𝗜𝗳 𝗬𝗼𝘂𝗿 𝗩𝗲𝗰𝘁𝗼𝗿 𝗗𝗕 𝗦𝗲𝗲𝘀 𝗬𝗼𝘂𝗿 𝗗𝗮𝘁𝗮, 𝗬𝗼𝘂 𝗔𝗿𝗲 𝗥𝗲𝗻𝘁𝗶𝗻𝗴 𝗖𝗼𝗻𝗳𝗶𝗱𝗲𝗻𝗰𝗲
Private AI is a buzzword.
Vendors put lock icons on every slide. They promise security by design.
But there is a problem. If your vector database must decrypt data to search it, your AI is not private. It is exposed.
The current state of vector databases:
- Your data is embedded.
- Systems see your data to function.
- Vendors say they do not inspect customer data.
That is not privacy. That is asking for trust.
Embeddings contain internal company knowledge. They hold context and sensitive patterns. If embeddings sit decrypted on a server, a breach is catastrophic.
Many people believe you must choose between security and speed. They think you cannot have strong privacy and high performance. This belief exists because most systems add encryption on top of the database. They do not build it into the search process.
Teams often compromise to save money. They accept lower accuracy to reduce compute costs.
True private AI must work differently. A real private vector database guarantees these things:
- Data stays encrypted before it leaves your system.
- The system searches embeddings without decrypting them.
This moves privacy from a feature to a requirement.
Trust does not scale. Systems fail when teams grow or configurations change.
A real system removes the possibility of misuse.
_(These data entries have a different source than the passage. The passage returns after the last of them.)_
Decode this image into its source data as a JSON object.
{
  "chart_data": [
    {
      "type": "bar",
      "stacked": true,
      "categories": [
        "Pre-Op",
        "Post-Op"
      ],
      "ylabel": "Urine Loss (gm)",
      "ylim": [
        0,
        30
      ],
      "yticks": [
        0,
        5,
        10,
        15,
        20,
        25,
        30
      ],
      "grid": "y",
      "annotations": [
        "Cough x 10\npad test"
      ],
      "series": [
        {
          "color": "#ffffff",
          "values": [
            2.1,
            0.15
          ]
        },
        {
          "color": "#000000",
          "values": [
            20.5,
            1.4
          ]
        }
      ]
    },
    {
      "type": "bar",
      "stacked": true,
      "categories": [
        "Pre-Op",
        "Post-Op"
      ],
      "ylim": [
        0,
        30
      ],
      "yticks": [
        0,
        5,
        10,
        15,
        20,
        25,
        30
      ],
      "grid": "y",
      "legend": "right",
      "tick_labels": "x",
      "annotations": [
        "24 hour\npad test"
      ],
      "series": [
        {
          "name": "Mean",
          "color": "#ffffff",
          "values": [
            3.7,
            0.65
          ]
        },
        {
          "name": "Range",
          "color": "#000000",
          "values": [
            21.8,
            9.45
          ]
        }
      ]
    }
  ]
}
If the database cannot read the data, a breach or a subpoena changes the conversation. You stop asking how much you trust a vendor. You start knowing your data is safe.
Stop asking how fast a system is on 10M vectors.
Start asking if the system can ever see your data.
Privacy based on trust fails in the real world. If your database needs to see your data to search it, you are just renting confidence.